Find $A$ if $B=A-A^T$

Question

Suppose $B=A-A^T$ and I know $B\in\mathbb R^{n\times n}$. What is a simple way to get $A$? And what if I have the constraint that $A_{ij}\ge 0$ $\forall i,j$?

Clarifications:

• $B$ is skew symmetric
• $a_{ii}$ (the diagonal elements of $A$) are zero

Answer 1

If you only know $B$ then for the equation to have a solution, $B$ must be skew symmetric. $$\implies b_{ij}=a_{ij}-a_{ji} \forall i,j$$

Now you can pick many $a_{ij}, a_{ji}$ that satisfy this equation. One choice is $a_{ij}=k, a_{ji}=k-b_{ij}$. Similarly you can pick nearly anything for the non diagonal elements. For diagonals you can have any $a_{ii}=k \in \mathbb{R}$.

Answer 2

You can’t, not without further information.

Suppose that $B$ is :

$$ B= \begin{bmatrix} 0 & 1\\ -1&0\\ \end{bmatrix} $$

NB : $B$ is antisymmetric from the given condition and therefore the leading diagonal is zero.

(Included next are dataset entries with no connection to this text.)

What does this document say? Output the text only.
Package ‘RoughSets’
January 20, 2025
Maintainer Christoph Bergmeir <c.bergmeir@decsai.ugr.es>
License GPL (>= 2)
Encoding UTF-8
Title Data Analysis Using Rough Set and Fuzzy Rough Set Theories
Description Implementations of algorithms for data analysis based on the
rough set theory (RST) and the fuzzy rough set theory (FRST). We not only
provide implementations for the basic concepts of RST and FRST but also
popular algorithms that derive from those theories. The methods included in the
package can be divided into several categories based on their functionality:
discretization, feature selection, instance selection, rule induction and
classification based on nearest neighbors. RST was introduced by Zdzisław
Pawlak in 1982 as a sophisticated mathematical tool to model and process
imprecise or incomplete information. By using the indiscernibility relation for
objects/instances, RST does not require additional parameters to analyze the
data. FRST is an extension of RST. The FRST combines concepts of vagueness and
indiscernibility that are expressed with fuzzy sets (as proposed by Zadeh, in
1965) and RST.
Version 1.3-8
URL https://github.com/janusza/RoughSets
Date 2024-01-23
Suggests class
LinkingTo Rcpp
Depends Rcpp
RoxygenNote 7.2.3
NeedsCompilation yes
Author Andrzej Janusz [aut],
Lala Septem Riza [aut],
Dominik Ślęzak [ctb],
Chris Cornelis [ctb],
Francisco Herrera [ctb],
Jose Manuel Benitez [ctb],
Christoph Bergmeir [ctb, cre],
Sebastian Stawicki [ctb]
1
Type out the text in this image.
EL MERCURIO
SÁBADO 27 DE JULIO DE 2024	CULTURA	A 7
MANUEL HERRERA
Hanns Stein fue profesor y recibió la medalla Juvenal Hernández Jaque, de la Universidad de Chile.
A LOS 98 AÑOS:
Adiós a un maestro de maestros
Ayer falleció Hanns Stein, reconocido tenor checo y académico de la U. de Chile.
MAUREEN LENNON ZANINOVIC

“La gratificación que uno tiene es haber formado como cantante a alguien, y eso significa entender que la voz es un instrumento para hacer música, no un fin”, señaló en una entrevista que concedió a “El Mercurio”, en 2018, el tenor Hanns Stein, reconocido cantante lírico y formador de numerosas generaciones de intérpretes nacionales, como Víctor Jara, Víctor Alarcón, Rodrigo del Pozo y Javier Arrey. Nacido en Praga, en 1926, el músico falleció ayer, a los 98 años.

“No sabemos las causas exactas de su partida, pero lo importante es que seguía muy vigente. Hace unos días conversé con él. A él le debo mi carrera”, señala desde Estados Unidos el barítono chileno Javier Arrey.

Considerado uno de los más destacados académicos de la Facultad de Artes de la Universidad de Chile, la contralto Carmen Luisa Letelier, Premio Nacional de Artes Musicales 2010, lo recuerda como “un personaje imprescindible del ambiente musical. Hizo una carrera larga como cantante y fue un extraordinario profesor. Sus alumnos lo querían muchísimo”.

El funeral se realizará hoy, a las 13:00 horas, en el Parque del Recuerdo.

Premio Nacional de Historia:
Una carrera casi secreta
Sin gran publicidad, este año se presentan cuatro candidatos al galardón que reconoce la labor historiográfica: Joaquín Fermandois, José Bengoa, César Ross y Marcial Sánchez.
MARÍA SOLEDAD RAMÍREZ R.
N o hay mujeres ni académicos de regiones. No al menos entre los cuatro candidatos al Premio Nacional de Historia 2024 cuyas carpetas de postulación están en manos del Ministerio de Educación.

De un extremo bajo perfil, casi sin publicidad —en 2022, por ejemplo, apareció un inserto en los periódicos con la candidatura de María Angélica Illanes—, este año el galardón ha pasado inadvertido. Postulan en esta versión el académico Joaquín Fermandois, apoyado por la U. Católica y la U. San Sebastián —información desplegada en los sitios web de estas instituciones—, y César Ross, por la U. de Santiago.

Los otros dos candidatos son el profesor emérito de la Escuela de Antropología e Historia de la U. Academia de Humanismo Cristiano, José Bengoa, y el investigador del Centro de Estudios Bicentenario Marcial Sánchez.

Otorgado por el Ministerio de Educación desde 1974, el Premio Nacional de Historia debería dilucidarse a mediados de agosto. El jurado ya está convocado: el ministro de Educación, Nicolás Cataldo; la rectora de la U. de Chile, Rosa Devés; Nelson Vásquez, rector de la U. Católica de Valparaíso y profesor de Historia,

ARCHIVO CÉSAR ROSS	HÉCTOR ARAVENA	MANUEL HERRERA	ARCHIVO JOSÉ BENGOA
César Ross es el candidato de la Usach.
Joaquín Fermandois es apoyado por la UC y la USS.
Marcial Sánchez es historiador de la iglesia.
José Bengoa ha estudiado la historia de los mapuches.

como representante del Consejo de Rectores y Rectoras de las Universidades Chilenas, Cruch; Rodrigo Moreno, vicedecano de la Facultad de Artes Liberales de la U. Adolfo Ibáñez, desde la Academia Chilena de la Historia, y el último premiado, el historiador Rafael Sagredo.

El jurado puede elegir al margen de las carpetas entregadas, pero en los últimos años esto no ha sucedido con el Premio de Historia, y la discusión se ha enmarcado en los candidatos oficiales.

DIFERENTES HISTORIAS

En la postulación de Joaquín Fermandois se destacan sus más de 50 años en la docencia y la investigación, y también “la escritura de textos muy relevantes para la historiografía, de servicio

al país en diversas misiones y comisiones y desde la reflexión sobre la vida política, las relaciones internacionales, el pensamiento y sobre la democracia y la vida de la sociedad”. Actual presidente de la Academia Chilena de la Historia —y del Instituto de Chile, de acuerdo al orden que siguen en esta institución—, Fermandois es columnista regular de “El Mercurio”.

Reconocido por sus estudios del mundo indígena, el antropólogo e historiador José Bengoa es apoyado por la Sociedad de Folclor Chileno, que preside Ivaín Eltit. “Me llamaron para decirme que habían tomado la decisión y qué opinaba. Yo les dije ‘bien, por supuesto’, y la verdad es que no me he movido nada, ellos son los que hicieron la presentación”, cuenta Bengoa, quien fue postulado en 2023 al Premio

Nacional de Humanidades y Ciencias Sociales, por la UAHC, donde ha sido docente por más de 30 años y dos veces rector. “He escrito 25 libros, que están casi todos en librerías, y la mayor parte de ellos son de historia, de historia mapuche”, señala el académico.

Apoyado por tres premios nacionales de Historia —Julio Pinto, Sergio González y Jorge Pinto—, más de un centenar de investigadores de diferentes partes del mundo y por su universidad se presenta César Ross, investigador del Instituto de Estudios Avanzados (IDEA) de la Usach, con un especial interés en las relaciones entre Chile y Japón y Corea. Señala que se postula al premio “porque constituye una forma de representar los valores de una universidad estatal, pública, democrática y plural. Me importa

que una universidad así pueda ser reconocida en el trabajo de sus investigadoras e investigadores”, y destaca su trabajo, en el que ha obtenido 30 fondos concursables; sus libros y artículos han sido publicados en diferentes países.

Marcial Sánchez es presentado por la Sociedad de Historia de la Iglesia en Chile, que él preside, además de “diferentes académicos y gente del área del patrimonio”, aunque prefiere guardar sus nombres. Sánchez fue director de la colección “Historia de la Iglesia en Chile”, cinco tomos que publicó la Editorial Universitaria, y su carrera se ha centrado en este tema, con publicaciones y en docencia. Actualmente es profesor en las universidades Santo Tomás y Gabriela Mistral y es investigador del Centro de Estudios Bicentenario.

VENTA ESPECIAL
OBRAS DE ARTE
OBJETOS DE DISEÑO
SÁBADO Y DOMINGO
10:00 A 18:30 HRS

Then all we can deduce about $A$ is that it has the form :

$$ A= \begin{bmatrix} p&q+1\\ q&r\\ \end{bmatrix} $$

Where $p$, $q$, and $r \in\mathbb{R}$

Even with the constraint, you are only requiring that $p, q, r > 0$, which doesn’t allow you to solve for them uniquely.